Ce temps hors travail sert à vendre les productions industrielles, il sert à capitaliser les marchandises et, à ce titre, la marchandisation du temps de loisir est intrinsèquement liée à la production capitaliste. De la même façon que l'échange marchand définissait un individu sans qualité, interchangeable, sans propriété, un individu sans lien avec l'autre, le loisir marchand construit un individu sans lien avec ses affects, sans plaisir avec lui-même, embarrassé, handicapé du temps, celui qu'il a en propre et celui qu'il partage avec autrui.

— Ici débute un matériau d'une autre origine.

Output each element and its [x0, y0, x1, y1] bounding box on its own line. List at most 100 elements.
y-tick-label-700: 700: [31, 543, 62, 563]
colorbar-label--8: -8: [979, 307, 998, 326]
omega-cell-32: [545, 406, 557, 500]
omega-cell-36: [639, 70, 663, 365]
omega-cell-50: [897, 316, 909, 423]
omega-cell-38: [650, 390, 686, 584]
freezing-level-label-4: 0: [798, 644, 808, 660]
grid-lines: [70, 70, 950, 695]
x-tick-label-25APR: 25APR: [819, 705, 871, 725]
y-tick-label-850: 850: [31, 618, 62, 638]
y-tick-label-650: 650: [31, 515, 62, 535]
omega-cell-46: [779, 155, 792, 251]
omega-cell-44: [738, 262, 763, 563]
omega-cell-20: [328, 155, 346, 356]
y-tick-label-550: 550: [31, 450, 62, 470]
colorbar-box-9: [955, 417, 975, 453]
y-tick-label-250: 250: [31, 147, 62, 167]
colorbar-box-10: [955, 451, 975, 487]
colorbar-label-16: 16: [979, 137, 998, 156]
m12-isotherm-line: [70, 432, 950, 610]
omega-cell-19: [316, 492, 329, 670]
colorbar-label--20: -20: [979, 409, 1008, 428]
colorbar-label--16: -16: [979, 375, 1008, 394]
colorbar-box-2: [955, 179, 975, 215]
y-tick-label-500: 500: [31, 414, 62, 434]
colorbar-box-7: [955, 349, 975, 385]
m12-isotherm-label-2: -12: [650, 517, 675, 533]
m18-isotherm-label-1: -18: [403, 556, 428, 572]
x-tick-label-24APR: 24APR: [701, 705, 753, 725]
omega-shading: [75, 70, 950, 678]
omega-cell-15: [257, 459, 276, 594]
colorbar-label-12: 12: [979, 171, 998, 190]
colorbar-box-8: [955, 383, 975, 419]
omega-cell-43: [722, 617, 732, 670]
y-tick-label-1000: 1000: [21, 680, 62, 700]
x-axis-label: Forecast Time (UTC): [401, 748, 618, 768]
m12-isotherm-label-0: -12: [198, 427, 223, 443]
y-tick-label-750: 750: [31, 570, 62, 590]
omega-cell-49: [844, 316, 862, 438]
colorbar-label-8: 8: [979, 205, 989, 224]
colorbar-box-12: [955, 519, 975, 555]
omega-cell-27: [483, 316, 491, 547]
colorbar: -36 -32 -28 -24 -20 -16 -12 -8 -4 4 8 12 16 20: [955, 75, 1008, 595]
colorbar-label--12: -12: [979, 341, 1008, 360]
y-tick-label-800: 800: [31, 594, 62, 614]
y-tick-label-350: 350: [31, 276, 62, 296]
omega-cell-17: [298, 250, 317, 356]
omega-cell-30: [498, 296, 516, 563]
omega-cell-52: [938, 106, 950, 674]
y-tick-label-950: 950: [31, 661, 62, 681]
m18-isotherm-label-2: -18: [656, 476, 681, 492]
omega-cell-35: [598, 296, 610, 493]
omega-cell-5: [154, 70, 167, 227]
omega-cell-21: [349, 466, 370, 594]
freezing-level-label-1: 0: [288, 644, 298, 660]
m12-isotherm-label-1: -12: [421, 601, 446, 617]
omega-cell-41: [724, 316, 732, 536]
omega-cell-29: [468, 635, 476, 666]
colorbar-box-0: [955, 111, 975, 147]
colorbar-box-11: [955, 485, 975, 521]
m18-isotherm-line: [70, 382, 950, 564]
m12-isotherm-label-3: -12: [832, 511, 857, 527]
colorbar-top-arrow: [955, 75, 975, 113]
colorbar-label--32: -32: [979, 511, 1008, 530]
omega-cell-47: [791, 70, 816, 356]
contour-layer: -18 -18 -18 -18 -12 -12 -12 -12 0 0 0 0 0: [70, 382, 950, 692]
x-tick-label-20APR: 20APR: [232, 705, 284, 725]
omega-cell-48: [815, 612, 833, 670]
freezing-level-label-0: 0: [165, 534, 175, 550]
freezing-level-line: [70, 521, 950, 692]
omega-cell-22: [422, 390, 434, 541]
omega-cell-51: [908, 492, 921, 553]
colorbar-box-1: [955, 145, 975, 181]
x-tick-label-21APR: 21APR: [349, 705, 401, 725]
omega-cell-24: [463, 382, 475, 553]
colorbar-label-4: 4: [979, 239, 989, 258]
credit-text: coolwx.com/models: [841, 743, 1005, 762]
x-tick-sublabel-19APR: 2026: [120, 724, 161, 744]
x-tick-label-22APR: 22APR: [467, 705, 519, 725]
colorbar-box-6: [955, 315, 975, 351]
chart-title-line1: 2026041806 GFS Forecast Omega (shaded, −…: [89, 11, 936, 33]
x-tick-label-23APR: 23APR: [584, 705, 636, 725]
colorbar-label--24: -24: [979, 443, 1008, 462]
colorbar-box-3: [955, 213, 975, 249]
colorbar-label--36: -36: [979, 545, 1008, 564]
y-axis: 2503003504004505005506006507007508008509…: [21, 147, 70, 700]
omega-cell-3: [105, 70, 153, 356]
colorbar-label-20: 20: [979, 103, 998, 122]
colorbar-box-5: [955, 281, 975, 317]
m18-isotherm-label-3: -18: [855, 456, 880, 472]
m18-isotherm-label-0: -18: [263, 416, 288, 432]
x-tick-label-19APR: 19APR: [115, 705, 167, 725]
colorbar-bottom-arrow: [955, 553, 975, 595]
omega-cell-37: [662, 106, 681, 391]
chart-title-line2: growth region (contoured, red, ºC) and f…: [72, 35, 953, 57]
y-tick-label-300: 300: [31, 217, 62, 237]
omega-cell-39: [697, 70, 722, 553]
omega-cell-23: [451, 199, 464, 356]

Cet aspect de la marchandise existe tant que le lucre et la plus-value organisent la production de valeur économique. Le loisir dans l'économie de la consommation menace pourtant la pérennité du système de la même façon que l'accumulation menace la pérennité de la production : quand la force libidinale du consommateur est à ce point comptabilisée, gérée, utilisée, elle tend à devenir dysfonctionnelle et, avec une énergie de vie dysfonctionnelle, c'est un consommateur sans envie de vivre, sans envie, donc, de se battre, de gagner, de réussir ou de briller qui émerge. Il y a une lutte au sein des propriétaires entre d'une part les industries qui vivent de la maladie, les firmes pharmaceutiques, les géants du loisir et, d'autres part, les industries qui vivent de la foi en l'avenir, pour le meilleur ou pour le pire, telles la construction, l'enseignement, les infrastructures de transport, etc.